Juru Bicara Hizbut Tahrir Indonesia M. Ismail Yusanto menegaskan. pemerintah adalah pemimpin yang mengurus kepentingan rakyat, yang seharusnya mewujudkan kemaslahatan rakyat, bukan malah membuat mereka menderita.
"Kami menolak keputusan pemerintah itu, karena kenaikan harga BBM akan menambah kesengsaraan rakyat, dan bukan cara yang sahih untuk mengatasi krisis keuangan negara, " tegasnya saat membacakan pernyataan sikap di hadapan massa HTI.
Ia menilai, kenaikan harga BBM tidak lain adalah jalan yang dipaksakan oleh pemerintah untuk keberhasilan liberalisasi sektor hilir migas sebagaimana ditegaskan oleh Menteri ESDM Purnomo Yusgiantoro, ‘liberalisasi sektor hilir migas membuka kesempatan bagi pemain asing untuk berpartisipasi dalam bisnis eceran migas…Namun, liberalisasi ini berdampak mendongkrak harga BBM yang disubsidi pemerintah. Sebab kalau harga BBM masih rendah karena disubsidi, pemain asing enggan masuk.

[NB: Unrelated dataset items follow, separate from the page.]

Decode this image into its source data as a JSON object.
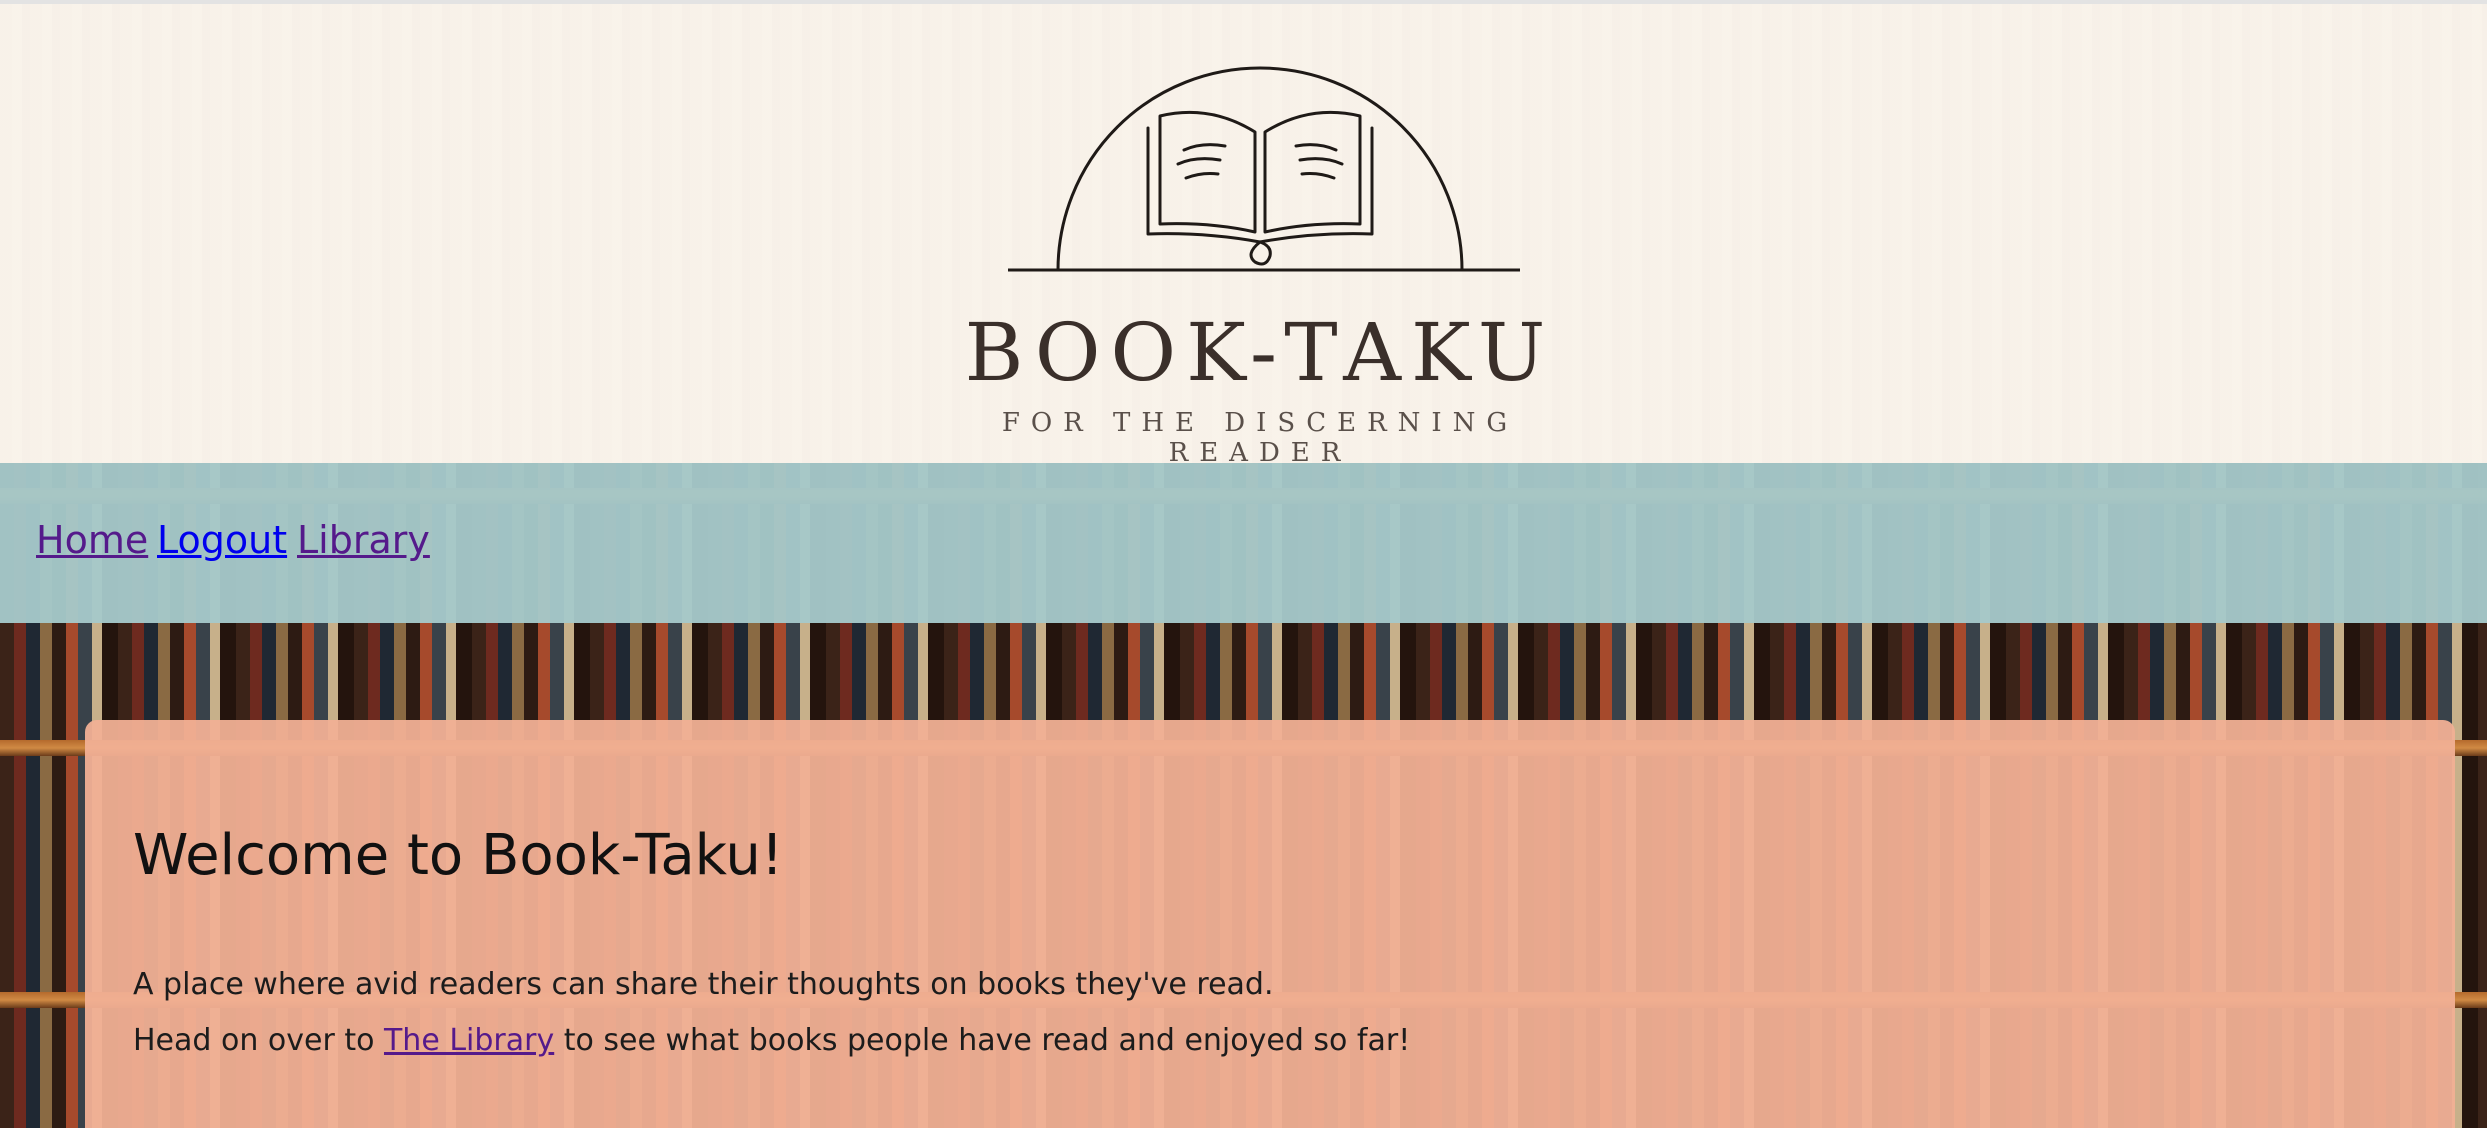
{
  "logo": {
    "title": "BOOK-TAKU",
    "tagline": "FOR THE DISCERNING READER",
    "icon": "open-book-icon"
  },
  "nav": {
    "links": [
      "Home",
      "Logout",
      "Library"
    ]
  },
  "main": {
    "heading": "Welcome to Book-Taku!",
    "paragraph1": "A place where avid readers can share their thoughts on books they've read.",
    "paragraph2_before": "Head on over to ",
    "paragraph2_link": "The Library",
    "paragraph2_after": " to see what books people have read and enjoyed so far!"
  },
  "colors": {
    "nav_background": "#a6c9ca",
    "card_background": "#f1b095",
    "visited_link": "#551a8b",
    "link": "#0000ee"
  }
}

Hizbut Tahrir Indonesia menolak liberalisasi sektor migas ini, karena pasti hanya akan menguntungkan perusahaan migas asing dan sebaliknya akan sangat merugikan rakyat Indonesia yang hakikatnya adalah pemilik dari migas tersebut.
"Cara-cara seperti itu dalam pengelolaan SDA harus ditinggalkan, " tandasnya.

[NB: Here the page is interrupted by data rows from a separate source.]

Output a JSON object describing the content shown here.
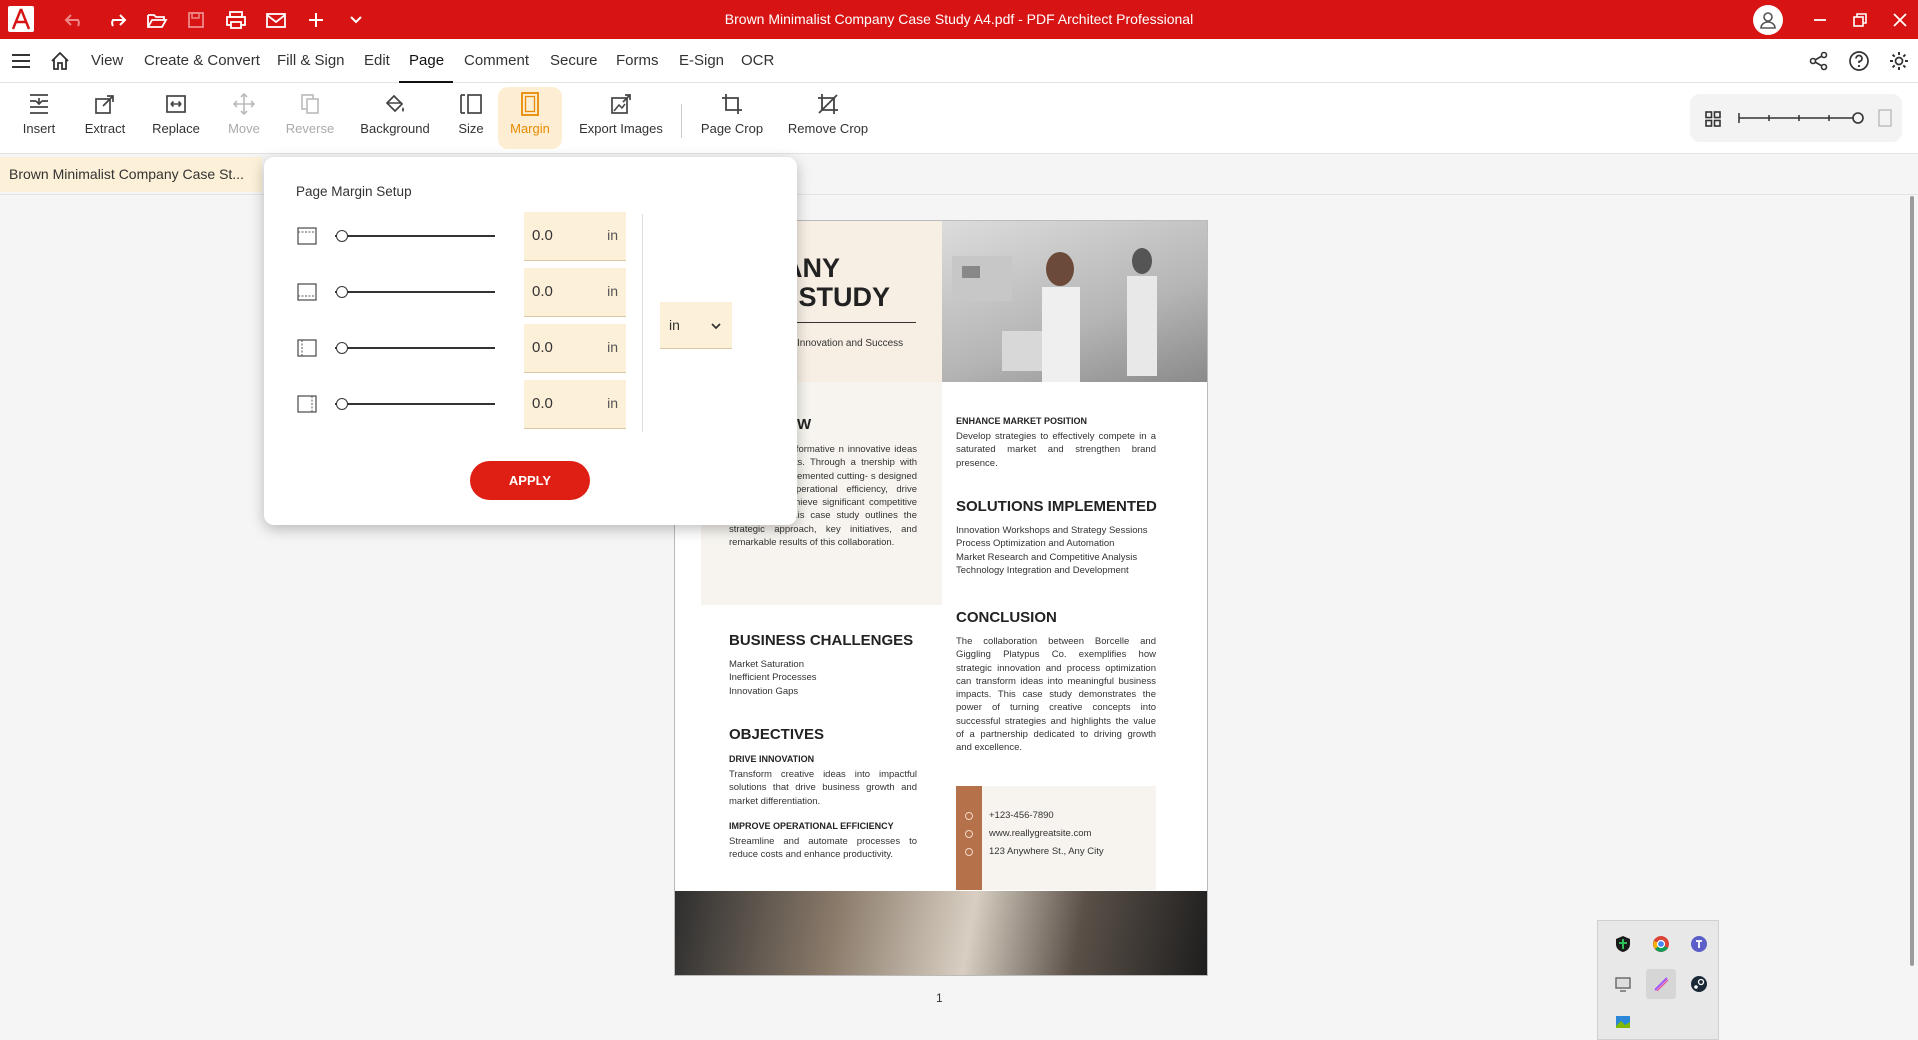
{
  "title_bar": {
    "title": "Brown Minimalist Company Case Study A4.pdf  -  PDF Architect Professional",
    "quick_access": [
      "undo-icon",
      "redo-icon",
      "open-icon",
      "save-icon",
      "print-icon",
      "mail-icon",
      "add-icon",
      "more-icon"
    ]
  },
  "menu": {
    "items": [
      "View",
      "Create & Convert",
      "Fill & Sign",
      "Edit",
      "Page",
      "Comment",
      "Secure",
      "Forms",
      "E-Sign",
      "OCR"
    ],
    "active": "Page"
  },
  "ribbon": {
    "buttons": [
      {
        "label": "Insert",
        "state": "normal"
      },
      {
        "label": "Extract",
        "state": "normal"
      },
      {
        "label": "Replace",
        "state": "normal"
      },
      {
        "label": "Move",
        "state": "disabled"
      },
      {
        "label": "Reverse",
        "state": "disabled"
      },
      {
        "label": "Background",
        "state": "normal"
      },
      {
        "label": "Size",
        "state": "normal"
      },
      {
        "label": "Margin",
        "state": "active"
      },
      {
        "label": "Export Images",
        "state": "normal"
      },
      {
        "label": "Page Crop",
        "state": "normal"
      },
      {
        "label": "Remove Crop",
        "state": "normal"
      }
    ]
  },
  "document_tab": {
    "label": "Brown Minimalist Company Case St..."
  },
  "margin_dialog": {
    "title": "Page Margin Setup",
    "margins": [
      {
        "side": "top",
        "value": "0.0",
        "unit": "in"
      },
      {
        "side": "bottom",
        "value": "0.0",
        "unit": "in"
      },
      {
        "side": "left",
        "value": "0.0",
        "unit": "in"
      },
      {
        "side": "right",
        "value": "0.0",
        "unit": "in"
      }
    ],
    "unit_select": "in",
    "apply_label": "APPLY"
  },
  "pdf_page": {
    "title_line1": "PANY",
    "title_line2": "E STUDY",
    "tagline": "Innovation and Success",
    "overview_head": "W",
    "overview_text": "rked on a transformative n innovative ideas into ess impacts. Through a tnership with Giggling ey implemented cutting- s designed to enhance operational efficiency, drive growth, and achieve significant competitive advantages. This case study outlines the strategic approach, key initiatives, and remarkable results of this collaboration.",
    "enhance_head": "ENHANCE MARKET POSITION",
    "enhance_text": "Develop strategies to effectively compete in a saturated market and strengthen brand presence.",
    "solutions_head": "SOLUTIONS IMPLEMENTED",
    "solutions_items": [
      "Innovation Workshops and Strategy Sessions",
      "Process Optimization and Automation",
      "Market Research and Competitive Analysis",
      "Technology Integration and Development"
    ],
    "challenges_head": "BUSINESS CHALLENGES",
    "challenges_items": [
      "Market Saturation",
      "Inefficient Processes",
      "Innovation Gaps"
    ],
    "conclusion_head": "CONCLUSION",
    "conclusion_text": "The collaboration between Borcelle and Giggling Platypus Co. exemplifies how strategic innovation and process optimization can transform ideas into meaningful business impacts. This case study demonstrates the power of turning creative concepts into successful strategies and highlights the value of a partnership dedicated to driving growth and excellence.",
    "objectives_head": "OBJECTIVES",
    "drive_head": "DRIVE INNOVATION",
    "drive_text": "Transform creative ideas into impactful solutions that drive business growth and market differentiation.",
    "improve_head": "IMPROVE OPERATIONAL EFFICIENCY",
    "improve_text": "Streamline and automate processes to reduce costs and enhance productivity.",
    "contact": [
      "+123-456-7890",
      "www.reallygreatsite.com",
      "123 Anywhere St., Any City"
    ],
    "page_number": "1"
  },
  "colors": {
    "brand_red": "#d71313",
    "accent_orange": "#e88a00",
    "active_bg": "#fdeed3",
    "apply_red": "#e01f14",
    "page_brown": "#b5714a"
  }
}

Dalam kesempatan itu, Hizbut Tahrir Indonesia mengingatkan seluruh rakyat Indonesia, bahwa sesungguhnya negeri ini tidak akan bisa keluar dari krisis yang ada kecuali bila di negeri ini diterapkan syariat Islam secara kaffah.
"Dengan syariah itulah kita mengatur ekonomi dan aspek lain sedemikian sehingga keadilan, kesejahteraan, dan kedamaian serta kemuliaan rakyat bisa dicapai. Oleh karena itu, harus ada gerakan bersama untuk kembali kepada syariah Islam, " pungkas Ismail. (novel)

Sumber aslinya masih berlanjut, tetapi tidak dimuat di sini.